If you are in the middle of a short sale, or loan modification and you still get a trustee sale notice telling you your foreclosure sale date is set at the court house steps, call your LENDER immediately.  Often, during either a short sale or loan mod, the foreclosure process continues…. very often their foreclosure department is NOT communicating with their loss mitigation or loan modification units – so often it only takes a phone call to stop the sale.   If you are in the middle of a short sale, your agent should be keeping tabs on the sale dates, notice dates and YOU should be telling the agent the minute you get a certified letter or a notice taped to your door.

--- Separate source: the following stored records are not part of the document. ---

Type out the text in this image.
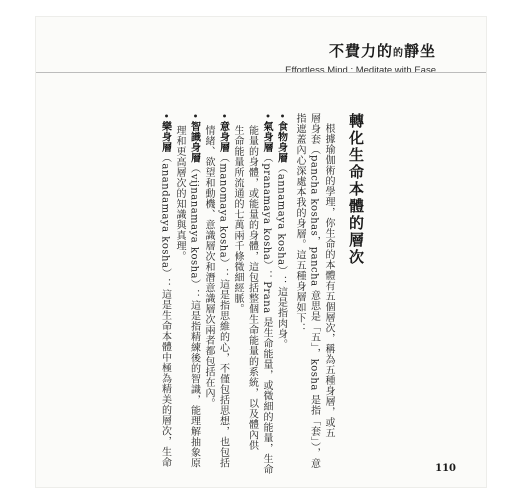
不費力的的靜坐
Effortless Mind : Meditate with Ease
轉化生命本體的層次
根據瑜伽術的學理，你生命的本體有五個層次，稱為五種身層，或五
層身套（pancha koshas，pancha 意思是「五」，kosha 是指「套」），意
指遮蓋內心深處本我的身層。這五種身層如下：
•食物身層（annamaya kosha）：這是指肉身。
•氣身層（pranamaya kosha）：Prana 是生命能量，或微細的能量，生命
能量的身體，或能量的身體，這包括整個生命能量的系統，以及體內供
生命能量所流通的七萬兩千條微細經脈。
•意身層（manomaya kosha）：這是指思維的心，不僅包括思想，也包括
情緒、欲望和動機、意識層次和潛意識層次兩者都包括在內。
•智識身層（vijnanamaya kosha）：這是指精練後的智識，能理解抽象原
理和更高層次的知識與真理。
•樂身層（anandamaya kosha）：這是生命本體中極為精美的層次，生命
110
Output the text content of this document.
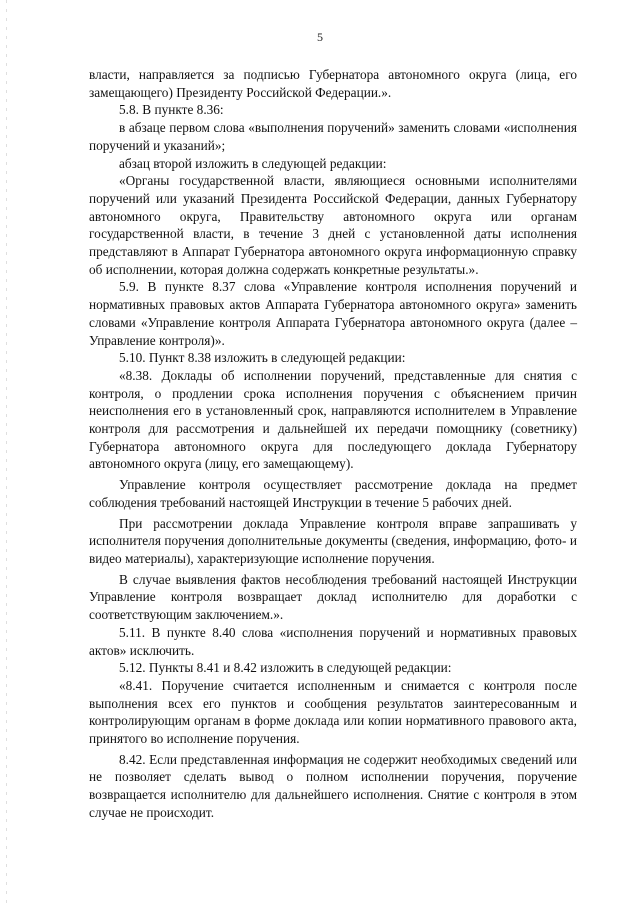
5

власти, направляется за подписью Губернатора автономного округа (лица, его замещающего) Президенту Российской Федерации.».

5.8. В пункте 8.36:

в абзаце первом слова «выполнения поручений» заменить словами «исполнения поручений и указаний»;

абзац второй изложить в следующей редакции:

«Органы государственной власти, являющиеся основными исполнителями поручений или указаний Президента Российской Федерации, данных Губернатору автономного округа, Правительству автономного округа или органам государственной власти, в течение 3 дней с установленной даты исполнения представляют в Аппарат Губернатора автономного округа информационную справку об исполнении, которая должна содержать конкретные результаты.».

5.9. В пункте 8.37 слова «Управление контроля исполнения поручений и нормативных правовых актов Аппарата Губернатора автономного округа» заменить словами «Управление контроля Аппарата Губернатора автономного округа (далее – Управление контроля)».

5.10. Пункт 8.38 изложить в следующей редакции:

«8.38. Доклады об исполнении поручений, представленные для снятия с контроля, о продлении срока исполнения поручения с объяснением причин неисполнения его в установленный срок, направляются исполнителем в Управление контроля для рассмотрения и дальнейшей их передачи помощнику (советнику) Губернатора автономного округа для последующего доклада Губернатору автономного округа (лицу, его замещающему).

Управление контроля осуществляет рассмотрение доклада на предмет соблюдения требований настоящей Инструкции в течение 5 рабочих дней.

При рассмотрении доклада Управление контроля вправе запрашивать у исполнителя поручения дополнительные документы (сведения, информацию, фото- и видео материалы), характеризующие исполнение поручения.

В случае выявления фактов несоблюдения требований настоящей Инструкции Управление контроля возвращает доклад исполнителю для доработки с соответствующим заключением.».

5.11. В пункте 8.40 слова «исполнения поручений и нормативных правовых актов» исключить.

5.12. Пункты 8.41 и 8.42 изложить в следующей редакции:

«8.41. Поручение считается исполненным и снимается с контроля после выполнения всех его пунктов и сообщения результатов заинтересованным и контролирующим органам в форме доклада или копии нормативного правового акта, принятого во исполнение поручения.

8.42. Если представленная информация не содержит необходимых сведений или не позволяет сделать вывод о полном исполнении поручения, поручение возвращается исполнителю для дальнейшего исполнения. Снятие с контроля в этом случае не происходит.
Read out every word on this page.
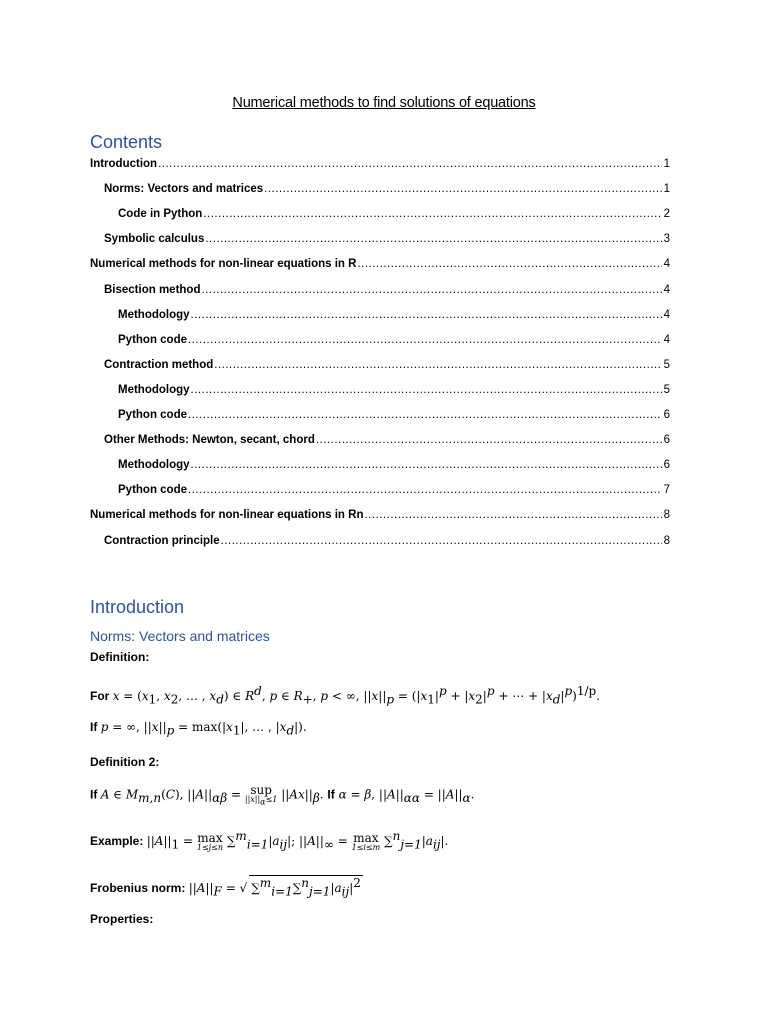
Numerical methods to find solutions of equations
Contents
Introduction .....	1
Norms: Vectors and matrices .....	1
Code in Python .....	2
Symbolic calculus .....	3
Numerical methods for non-linear equations in R .....	4
Bisection method .....	4
Methodology .....	4
Python code .....	4
Contraction method .....	5
Methodology .....	5
Python code .....	6
Other Methods: Newton, secant, chord .....	6
Methodology .....	6
Python code .....	7
Numerical methods for non-linear equations in Rn .....	8
Contraction principle .....	8
Introduction
Norms: Vectors and matrices
Definition:
For $x = (x_1$, $x_2$, … , $x_d$) ∈ $R^d$, p ∈ $R_+$, p < ∞, $||x||_p = (|x_1|^p + |x_2|^p$ + ⋯ + $|x_d|^p)^{1/p}$.
If p = ∞, $||x||_p = \max(|x_1|$, … , $|x_d|$).
Definition 2:
If A ∈ $M_{m,n}(C)$, $||A||_{\alpha\beta}$ = sup
$||x||_\alpha\le 1$ $||Ax||_\beta$. If α = β, $||A||_{\alpha\alpha} = ||A||_\alpha$.
Example: $||A||_1 = \max$
1≤j≤n $\sum^m_{i=1}|a_{ij}|$; $||A||_\infty = \max$
1≤i≤m $\sum^n_{j=1}|a_{ij}|$.
Frobenius norm: $||A||_F$ = √ $\sum^m_{i=1}\sum^n_{j=1}|a_{ij}|^2$
Properties:
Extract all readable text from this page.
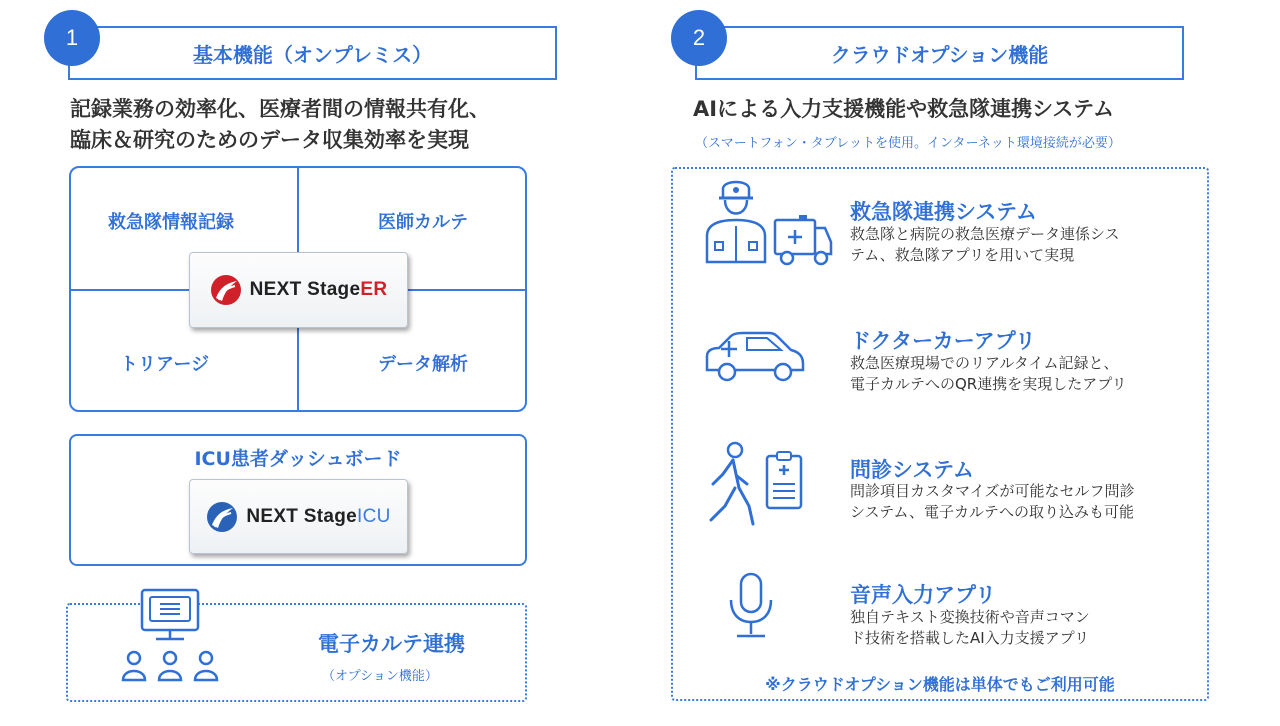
基本機能（オンプレミス）
1
記録業務の効率化、医療者間の情報共有化、
臨床＆研究のためのデータ収集効率を実現
救急隊情報記録	医師カルテ
トリアージ	データ解析
NEXT StageER
ICU患者ダッシュボード
NEXT StageICU
電子カルテ連携
（オプション機能）
クラウドオプション機能
2
AIによる入力支援機能や救急隊連携システム
（スマートフォン・タブレットを使用。インターネット環境接続が必要）
救急隊連携システム
救急隊と病院の救急医療データ連係シス
テム、救急隊アプリを用いて実現
ドクターカーアプリ
救急医療現場でのリアルタイム記録と、
電子カルテへのQR連携を実現したアプリ
問診システム
問診項目カスタマイズが可能なセルフ問診
システム、電子カルテへの取り込みも可能
音声入力アプリ
独自テキスト変換技術や音声コマン
ド技術を搭載したAI入力支援アプリ
※クラウドオプション機能は単体でもご利用可能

But be very careful.  While these companies may be adhering to the “letter of the law” by not charging advanced fees, and having all the proper disclosures – they are still a company preying on public notices, and preying on those in peril.  They go after those who are about to lose their homes, and they DO try to scare you by insinuating an eviction is coming.

When in doubt, you can always call the State of California Attorney General office – I did recently when one of my clients received one of these misleading letters.  They have a website set up for loan and foreclosure fraud:  http://ag.ca.gov/loanmod/ .

You do not have to pay anyone to help you stop your foreclosure, you can do this yourself by cooperating with your lender, communicating with your lender and when necessary enlisting the services of a professional realtor to sell your home if a short sale is your goal.  ALWAYS seek the counsel of an attorney and CPA before proceeding with any loan modification, short sale or other “foreclosure rescue” solution.  Remember, a real estate broker (like me) is not affiliated with the government, and not affiliated with your lender.  If you choose to do business with me, or any realtor/brokerage, you can cancel the agreement at any time and not owe any money.  You should NEVER, EVER be charged money up front for any service.
Here are some tips to stay safe from the California State Attorney General:

5 Tips to Avoid Being Scammed

  1. Don’t pay up-front fees. Foreclosure consultants are prohibited by law from collecting money before services are performed.
  2. Don’t ignore letters from your lender or loan servicer. Responding to those letters is your best bet for saving your house.
  3. Don’t transfer title or sell your house to a “foreclosure rescuer.” Beware! This is a scam to convince homeowners they can stay in the home as renters and buy their home back later. It might also be part of a fraudulent bankruptcy filing. Either way, a scammer can then evict the victim and take the home.
  4. Don’t pay your mortgage payments to anyone other than your lender or loan servicer. Mortgage consultants often keep the money for themselves.
  5. Never sign any documents without reading them first. Many homeowners think that they are signing documents for a loan modification or for a new loan to pay off the mortgage they are behind on. Later, they discover that they actually transferred ownership of their home to someone who is now trying to evict them.